Southern District Health Board chief medical officer Richard Bunton (Otago) said he was not prepared to give details as a variety of investigations involving several agencies were under way.

Such investigations were standard practice with any unexpected hospital death.

Serious and sentinel events are reported annually in November, once investigations are completed. In those reports the incidents are explained without identifying the patients involved and any improvements made to services as a result of the investigation outlined.

The hospital investigations were designed to establish whether there was any kind of "systems failure which led to the patient's demise".

All incidents in hospitals were classified according to the four-part national severity assessment code (SAC).

The current investigations were either one or two on the scale, Mr Bunton said.

A one is described as an extreme risk with immediate action required. A root cause analysis investigation must be completed within 70 days.

A two rating - high risk - required senior management attention, and a detailed investigation completed within 70 days.

The Ministry of Health has to be notified in both one and two rated instances.

Those on the lowest two ratings may also need to be reported to the ministry if the incident is considered by the hospital to represent a potential risk of serious harm that should be widely known.

Sometimes, after investigation, the rating attached to an incident was downgraded.

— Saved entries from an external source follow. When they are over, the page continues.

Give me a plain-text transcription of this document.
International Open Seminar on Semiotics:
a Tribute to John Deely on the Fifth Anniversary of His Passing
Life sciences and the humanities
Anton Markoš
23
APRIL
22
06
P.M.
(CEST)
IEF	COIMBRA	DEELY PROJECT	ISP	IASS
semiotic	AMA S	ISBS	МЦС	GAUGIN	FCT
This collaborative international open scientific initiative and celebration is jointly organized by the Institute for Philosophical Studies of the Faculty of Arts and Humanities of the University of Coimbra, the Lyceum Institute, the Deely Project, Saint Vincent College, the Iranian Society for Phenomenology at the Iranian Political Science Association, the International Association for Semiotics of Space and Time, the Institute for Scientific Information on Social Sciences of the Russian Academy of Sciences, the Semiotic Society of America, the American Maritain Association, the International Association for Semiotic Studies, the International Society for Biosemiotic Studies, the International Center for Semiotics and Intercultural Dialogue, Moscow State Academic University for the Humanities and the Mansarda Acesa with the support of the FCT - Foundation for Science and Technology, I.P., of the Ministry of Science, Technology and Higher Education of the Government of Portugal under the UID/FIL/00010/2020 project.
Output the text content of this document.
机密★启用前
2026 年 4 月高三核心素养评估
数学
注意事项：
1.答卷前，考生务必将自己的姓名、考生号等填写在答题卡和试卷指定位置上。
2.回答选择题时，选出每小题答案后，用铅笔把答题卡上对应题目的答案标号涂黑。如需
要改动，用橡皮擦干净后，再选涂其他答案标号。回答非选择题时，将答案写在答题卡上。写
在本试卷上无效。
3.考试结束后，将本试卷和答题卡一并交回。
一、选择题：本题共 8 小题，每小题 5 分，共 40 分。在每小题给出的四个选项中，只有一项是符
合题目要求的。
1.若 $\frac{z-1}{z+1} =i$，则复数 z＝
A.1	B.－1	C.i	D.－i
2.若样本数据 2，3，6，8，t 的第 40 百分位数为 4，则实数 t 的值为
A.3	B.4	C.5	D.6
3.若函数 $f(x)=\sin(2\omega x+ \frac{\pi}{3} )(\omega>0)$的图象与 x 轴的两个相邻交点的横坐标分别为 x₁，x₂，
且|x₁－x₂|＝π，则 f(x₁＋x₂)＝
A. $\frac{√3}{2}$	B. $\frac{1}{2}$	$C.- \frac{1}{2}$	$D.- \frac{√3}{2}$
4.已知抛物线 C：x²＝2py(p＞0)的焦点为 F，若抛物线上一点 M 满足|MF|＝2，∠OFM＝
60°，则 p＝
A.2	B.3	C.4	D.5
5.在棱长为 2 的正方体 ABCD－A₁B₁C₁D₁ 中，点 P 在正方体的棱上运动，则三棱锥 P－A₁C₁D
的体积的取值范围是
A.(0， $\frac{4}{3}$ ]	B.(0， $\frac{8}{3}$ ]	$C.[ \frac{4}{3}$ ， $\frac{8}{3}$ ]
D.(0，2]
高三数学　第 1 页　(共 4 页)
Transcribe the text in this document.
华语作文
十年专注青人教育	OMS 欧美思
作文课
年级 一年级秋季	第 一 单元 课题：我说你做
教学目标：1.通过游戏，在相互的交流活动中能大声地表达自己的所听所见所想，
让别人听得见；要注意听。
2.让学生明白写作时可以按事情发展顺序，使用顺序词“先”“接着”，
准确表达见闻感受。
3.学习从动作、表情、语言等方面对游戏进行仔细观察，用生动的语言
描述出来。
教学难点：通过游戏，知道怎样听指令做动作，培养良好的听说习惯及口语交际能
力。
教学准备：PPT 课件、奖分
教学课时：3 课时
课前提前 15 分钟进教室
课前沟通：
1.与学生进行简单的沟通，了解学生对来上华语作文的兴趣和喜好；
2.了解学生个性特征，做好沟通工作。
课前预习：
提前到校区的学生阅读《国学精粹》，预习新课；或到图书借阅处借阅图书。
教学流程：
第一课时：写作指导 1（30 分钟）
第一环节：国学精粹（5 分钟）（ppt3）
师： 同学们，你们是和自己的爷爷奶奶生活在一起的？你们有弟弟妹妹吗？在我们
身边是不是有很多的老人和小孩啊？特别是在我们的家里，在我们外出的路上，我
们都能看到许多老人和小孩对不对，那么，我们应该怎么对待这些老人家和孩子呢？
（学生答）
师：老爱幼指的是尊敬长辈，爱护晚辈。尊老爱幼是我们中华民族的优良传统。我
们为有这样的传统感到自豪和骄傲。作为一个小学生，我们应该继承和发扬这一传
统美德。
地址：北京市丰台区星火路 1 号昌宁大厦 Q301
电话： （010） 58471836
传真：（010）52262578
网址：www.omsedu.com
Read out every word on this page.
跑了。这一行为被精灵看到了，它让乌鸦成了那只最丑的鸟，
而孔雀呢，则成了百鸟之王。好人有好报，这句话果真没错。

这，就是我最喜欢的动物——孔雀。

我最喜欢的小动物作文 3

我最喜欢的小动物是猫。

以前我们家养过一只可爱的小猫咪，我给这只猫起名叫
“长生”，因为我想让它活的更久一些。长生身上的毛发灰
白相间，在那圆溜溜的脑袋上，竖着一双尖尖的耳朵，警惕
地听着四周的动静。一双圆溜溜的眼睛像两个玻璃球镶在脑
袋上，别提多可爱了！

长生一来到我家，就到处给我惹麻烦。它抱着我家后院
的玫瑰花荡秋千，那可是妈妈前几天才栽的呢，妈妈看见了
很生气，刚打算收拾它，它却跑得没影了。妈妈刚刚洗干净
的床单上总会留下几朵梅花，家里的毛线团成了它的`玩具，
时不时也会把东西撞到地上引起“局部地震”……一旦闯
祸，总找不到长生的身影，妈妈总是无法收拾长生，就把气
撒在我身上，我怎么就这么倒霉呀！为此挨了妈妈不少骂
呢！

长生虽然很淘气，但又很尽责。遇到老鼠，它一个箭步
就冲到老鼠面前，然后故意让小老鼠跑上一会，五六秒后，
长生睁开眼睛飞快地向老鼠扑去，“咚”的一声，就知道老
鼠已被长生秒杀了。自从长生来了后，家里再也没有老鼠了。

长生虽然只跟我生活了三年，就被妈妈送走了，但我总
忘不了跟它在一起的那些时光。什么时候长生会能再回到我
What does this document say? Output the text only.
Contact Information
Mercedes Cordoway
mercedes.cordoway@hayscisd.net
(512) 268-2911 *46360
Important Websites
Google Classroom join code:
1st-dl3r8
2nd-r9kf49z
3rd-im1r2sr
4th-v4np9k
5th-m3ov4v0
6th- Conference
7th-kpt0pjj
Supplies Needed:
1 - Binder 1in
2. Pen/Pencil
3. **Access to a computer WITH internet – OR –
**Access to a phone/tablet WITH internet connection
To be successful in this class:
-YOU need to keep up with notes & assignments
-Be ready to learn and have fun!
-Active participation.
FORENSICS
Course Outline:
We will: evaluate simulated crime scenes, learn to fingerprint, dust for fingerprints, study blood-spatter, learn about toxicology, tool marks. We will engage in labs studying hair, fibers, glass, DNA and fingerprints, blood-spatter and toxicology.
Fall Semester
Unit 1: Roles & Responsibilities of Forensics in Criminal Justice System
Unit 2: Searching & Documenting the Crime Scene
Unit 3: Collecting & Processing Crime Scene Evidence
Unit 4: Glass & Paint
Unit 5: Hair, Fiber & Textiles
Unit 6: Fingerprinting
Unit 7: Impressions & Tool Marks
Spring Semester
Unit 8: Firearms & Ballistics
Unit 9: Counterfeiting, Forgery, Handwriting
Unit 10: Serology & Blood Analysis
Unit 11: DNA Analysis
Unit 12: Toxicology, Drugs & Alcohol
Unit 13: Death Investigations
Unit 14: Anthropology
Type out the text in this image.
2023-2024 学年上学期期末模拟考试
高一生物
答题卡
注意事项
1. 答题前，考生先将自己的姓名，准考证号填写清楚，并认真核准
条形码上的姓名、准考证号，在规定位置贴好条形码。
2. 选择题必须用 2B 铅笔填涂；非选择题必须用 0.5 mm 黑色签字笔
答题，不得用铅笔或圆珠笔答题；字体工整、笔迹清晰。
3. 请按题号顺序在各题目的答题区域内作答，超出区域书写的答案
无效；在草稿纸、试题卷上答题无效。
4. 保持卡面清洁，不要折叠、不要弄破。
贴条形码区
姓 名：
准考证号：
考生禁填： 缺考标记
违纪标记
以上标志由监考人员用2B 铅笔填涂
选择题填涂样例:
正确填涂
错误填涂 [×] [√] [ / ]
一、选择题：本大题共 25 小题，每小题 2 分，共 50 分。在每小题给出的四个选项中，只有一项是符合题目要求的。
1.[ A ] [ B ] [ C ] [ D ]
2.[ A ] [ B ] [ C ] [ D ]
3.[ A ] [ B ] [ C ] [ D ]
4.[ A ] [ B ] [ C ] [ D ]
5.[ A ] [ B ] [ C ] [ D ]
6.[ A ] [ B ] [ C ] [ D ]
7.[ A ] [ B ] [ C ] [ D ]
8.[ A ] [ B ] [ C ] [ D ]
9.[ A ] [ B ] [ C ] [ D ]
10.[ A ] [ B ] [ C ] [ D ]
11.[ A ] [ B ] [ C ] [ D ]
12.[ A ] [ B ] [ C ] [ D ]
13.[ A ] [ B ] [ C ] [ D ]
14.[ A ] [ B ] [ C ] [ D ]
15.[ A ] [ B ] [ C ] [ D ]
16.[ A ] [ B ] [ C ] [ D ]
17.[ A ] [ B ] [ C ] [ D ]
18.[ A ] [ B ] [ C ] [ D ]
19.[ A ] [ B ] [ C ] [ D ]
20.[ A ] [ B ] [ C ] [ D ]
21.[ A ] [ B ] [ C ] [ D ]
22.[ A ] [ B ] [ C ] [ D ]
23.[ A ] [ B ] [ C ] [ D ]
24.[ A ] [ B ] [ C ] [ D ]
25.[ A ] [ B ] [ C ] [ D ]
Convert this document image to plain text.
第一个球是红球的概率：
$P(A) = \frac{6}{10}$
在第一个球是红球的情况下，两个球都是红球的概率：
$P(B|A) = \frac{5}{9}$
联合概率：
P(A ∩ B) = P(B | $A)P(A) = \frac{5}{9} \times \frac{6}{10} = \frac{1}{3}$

In his recent report to the board, Mr Bunton said the hospital's complaints review committee had decided investigations into serious complaints made against a staff member should continue even if the staff member resigned during the investigation process.

If the complaint was found to be justified, the matter should be reported to the appropriate authority by the board, such as the health and disability commissioner, the privacy commissioner and the regulatory body of the staff member if they were a health professional.

That decision followed advice from the Health and Disability commissioner about a case from some years ago when a staff member had resigned after concerns about their practice.

The commissioner made the point that there was an obligation to undertake a full and thorough investigation of systems despite the resignation of the person.